By Hoffman & Associates

As a result of the 2001 tax legislation, the Federal Estate Tax has purportedly been repealed for 2010.  While Congress is still debating the issue, as it stands now if a person were to die in 2010 there might be no federal estate tax on their estate.  Additionally, step up in basis of assets to the date of death value is virtually eliminated.  There is an exception to the step up in basis in that a spouse can elect to step up the basis in $3,000,000 worth of assets and other individuals can elect to have $1,300,000 of assets stepped up in basis.  All other assets will be inherited with a carryover basis from the time the decedent acquired the property.

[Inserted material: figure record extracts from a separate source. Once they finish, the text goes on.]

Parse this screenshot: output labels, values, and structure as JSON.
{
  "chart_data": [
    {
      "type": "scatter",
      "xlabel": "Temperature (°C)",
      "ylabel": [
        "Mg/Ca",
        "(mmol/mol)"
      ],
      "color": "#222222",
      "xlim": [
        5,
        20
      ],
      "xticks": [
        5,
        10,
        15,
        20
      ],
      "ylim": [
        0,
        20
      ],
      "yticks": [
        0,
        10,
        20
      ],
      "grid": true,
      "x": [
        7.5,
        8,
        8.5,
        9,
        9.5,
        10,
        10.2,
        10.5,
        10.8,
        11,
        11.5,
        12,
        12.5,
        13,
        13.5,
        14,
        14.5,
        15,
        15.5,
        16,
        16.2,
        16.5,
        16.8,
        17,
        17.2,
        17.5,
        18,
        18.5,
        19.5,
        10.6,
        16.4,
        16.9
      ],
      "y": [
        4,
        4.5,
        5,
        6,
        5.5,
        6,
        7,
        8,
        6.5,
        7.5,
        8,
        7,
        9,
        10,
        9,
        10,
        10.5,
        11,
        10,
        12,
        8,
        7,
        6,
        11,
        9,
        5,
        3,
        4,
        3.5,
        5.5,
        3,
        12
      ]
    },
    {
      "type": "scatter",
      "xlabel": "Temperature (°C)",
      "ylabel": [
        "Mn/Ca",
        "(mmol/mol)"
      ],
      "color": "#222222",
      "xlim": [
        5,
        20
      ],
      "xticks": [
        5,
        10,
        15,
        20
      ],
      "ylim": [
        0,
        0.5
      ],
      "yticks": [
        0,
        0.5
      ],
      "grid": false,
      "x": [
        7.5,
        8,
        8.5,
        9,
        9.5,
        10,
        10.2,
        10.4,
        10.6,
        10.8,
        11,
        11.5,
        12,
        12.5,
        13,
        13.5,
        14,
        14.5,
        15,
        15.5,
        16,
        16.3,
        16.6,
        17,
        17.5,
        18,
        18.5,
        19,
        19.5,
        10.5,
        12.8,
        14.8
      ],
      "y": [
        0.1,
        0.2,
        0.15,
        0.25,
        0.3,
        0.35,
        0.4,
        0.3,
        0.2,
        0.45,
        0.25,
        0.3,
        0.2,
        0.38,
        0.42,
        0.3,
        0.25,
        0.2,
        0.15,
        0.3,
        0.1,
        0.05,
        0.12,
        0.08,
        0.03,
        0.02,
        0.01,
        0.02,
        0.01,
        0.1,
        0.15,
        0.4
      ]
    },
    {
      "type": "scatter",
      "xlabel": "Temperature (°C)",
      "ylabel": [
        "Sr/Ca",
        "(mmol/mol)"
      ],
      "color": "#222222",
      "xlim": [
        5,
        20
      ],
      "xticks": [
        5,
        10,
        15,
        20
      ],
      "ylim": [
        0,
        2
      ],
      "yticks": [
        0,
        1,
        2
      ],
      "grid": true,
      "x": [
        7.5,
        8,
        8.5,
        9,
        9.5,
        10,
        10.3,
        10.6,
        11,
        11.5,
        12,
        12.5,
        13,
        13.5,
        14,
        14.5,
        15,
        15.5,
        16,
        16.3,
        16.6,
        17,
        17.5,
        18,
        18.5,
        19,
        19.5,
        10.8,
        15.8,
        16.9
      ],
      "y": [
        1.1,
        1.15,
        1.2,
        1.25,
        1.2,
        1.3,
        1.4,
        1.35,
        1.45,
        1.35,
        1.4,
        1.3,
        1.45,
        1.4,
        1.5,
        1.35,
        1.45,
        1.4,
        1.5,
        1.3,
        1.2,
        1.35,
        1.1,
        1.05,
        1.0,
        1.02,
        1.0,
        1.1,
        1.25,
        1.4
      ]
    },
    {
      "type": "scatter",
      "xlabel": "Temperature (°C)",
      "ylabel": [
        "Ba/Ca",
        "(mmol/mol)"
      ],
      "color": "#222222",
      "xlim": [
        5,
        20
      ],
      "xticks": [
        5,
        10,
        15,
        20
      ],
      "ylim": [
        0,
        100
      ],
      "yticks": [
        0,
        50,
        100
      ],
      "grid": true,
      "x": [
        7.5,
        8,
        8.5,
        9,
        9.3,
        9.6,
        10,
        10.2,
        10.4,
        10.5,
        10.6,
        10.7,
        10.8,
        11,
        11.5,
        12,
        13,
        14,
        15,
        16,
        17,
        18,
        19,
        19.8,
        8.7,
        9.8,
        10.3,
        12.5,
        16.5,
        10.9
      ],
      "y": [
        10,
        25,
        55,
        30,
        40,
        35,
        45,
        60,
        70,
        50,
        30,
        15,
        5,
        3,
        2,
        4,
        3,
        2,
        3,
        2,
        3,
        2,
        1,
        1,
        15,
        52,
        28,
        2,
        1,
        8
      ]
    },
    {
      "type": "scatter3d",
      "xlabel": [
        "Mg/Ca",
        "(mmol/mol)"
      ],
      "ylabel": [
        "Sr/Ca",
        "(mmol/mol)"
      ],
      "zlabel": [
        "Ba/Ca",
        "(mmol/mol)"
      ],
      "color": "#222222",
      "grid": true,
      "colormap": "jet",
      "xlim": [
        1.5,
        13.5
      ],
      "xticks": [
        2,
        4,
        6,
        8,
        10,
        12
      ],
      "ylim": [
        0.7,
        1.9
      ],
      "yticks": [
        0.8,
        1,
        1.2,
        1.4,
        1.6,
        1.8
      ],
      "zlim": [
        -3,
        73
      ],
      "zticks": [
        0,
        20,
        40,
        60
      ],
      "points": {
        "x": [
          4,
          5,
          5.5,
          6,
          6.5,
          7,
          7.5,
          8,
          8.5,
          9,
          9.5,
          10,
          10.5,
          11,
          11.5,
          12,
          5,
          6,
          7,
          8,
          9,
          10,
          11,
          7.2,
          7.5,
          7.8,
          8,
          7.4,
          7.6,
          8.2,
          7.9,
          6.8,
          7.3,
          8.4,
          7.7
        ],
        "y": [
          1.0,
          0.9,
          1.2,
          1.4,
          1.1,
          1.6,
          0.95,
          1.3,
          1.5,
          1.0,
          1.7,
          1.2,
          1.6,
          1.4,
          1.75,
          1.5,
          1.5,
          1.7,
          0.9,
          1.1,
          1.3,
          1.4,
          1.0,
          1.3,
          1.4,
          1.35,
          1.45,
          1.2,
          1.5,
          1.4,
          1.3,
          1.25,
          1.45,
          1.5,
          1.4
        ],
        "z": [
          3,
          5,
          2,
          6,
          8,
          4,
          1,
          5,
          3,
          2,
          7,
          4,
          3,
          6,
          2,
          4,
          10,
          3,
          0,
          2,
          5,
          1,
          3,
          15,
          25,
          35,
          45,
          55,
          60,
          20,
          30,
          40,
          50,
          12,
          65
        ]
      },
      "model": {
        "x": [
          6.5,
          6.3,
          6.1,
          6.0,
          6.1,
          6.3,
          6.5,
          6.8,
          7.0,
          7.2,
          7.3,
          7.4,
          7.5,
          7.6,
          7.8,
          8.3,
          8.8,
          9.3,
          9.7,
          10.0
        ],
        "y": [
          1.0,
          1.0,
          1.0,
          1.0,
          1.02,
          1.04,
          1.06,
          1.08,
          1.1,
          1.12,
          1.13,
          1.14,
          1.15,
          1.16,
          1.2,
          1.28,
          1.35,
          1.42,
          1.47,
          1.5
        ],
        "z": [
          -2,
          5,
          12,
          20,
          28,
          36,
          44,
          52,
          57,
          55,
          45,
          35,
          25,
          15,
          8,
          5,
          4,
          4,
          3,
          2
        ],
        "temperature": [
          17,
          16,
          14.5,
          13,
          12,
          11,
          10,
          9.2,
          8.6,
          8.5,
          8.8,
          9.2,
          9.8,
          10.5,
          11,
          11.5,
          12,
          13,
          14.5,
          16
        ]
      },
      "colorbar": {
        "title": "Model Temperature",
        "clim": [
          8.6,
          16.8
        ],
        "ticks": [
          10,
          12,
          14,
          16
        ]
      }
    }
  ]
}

As a result of this new carryover basis rule, there could be an issue with capturing the basis increase in $3,000,000 of assets passing to spouse under a Will.  In order to qualify for the step up in basis on the $3,000,000, the property must be held in what is known as a qualified terminable interest property trust.  As most Wills are currently drafted, a formula is used to maximize the federal estate tax allowance that is in existence at the time of a persons death.  While no one anticipated that Congress would actually allow a total repeal of the federal estate tax law, we are currently faced with that issue.  There is talk that if Congress reinstates the federal estate tax they will make it retroactive back to January 1, 2010.  However, some may challenge this as unconstitutional and we do not know if they would be successful.

Therefore, we want to inform everyone that under the current law, if a formula is used in your Will to maximize the funding of the Credit Shelter Trust, all of your assets will go to that under your Will.  What this means is that your surviving spouse may lose the right to get a step up in basis on $3,000,000 worth of assets as no assets from your estate will go to the QTIP Marital Trust.  Some argue that your family could go to court and argue that your intent was not to have all assets pass to the Credit Shelter Trust and that the court may “revise” the Will to accomplish your intent to fully maximize all benefits affordable to your spouse.  Unfortunately, we cannot advise whether this argument would be successful.

Of course, if the federal estate tax is reinstated and made retroactive, there is no issue.  However, if it is not retroactive, and if you pass away during a “total repeal” period (2010), your spouse and family may lose out on the benefits of a step up in tax basis.

Therefore, it is advisable that you contact an attorney to execute a Codicil to your Will to assure assets that pass to your spouse will be allowed to fully utilize the step up in basis rule.